Dialektik kebudayaan membawa sintesa budaya Pancasila yakni ketuhanan, perikemanusiaan, kebangsaan, kedaulatan rakyat dan keadilan sosial. Kedua sila pertama mencangkup dimensi kebatinan, sedangkan tiga sila terakhir mencangkup persoalan lahiriah kemasyarakatan. Pancasila menjadi bentuk ideal masyarakat yang hendak diwujudkan dan hingga sekarang masih terus diuji daya relevannya terhadap perkembangan zaman.

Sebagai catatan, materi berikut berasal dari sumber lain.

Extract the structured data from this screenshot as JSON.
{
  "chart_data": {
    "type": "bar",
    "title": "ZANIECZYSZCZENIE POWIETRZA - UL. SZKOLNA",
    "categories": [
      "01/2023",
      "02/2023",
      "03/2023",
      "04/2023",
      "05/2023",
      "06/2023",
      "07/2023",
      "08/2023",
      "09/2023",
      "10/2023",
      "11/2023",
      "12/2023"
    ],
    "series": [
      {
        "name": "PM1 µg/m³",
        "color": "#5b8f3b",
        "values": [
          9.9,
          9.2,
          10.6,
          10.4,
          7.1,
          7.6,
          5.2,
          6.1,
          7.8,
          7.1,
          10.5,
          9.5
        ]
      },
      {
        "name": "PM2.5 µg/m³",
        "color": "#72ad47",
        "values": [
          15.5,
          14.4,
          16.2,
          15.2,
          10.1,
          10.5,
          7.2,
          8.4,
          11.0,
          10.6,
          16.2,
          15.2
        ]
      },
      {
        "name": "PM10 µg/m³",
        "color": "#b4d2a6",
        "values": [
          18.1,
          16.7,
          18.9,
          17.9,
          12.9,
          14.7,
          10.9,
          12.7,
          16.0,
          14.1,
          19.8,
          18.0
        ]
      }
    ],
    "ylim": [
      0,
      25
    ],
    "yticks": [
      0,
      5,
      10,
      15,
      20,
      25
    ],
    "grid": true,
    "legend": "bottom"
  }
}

Mewujudkan bentuk masyarakat ideal tersebut tentu haruslah diusahakan oleh segenap elemen bangsa karena hal tersebut menyangkut seluruh tatanan sosial masyarakat mulai dari corak keyakinan, bentuk pemerintahan, ekonomi, politik dan lainnya. Jika kebudayaan adalah hasil kerja jiwa masyarakat suatu bangsa, dan jika Pancasila belum terimplementasi dalam kehidupan, maka yang perlu dikoreksi adalah kondisi kejiwaan bangsa kita yang belum sepenuhnya terintenalisasi oleh nilai-nilai Pancasila. Persoalan ini menyangkut penguatan sumber daya manusia bangsa kita yang perlu penginternalisasian nilai Pancasila agar mampu bekerja jiwanya memproduksi kebudayaan Pancasila.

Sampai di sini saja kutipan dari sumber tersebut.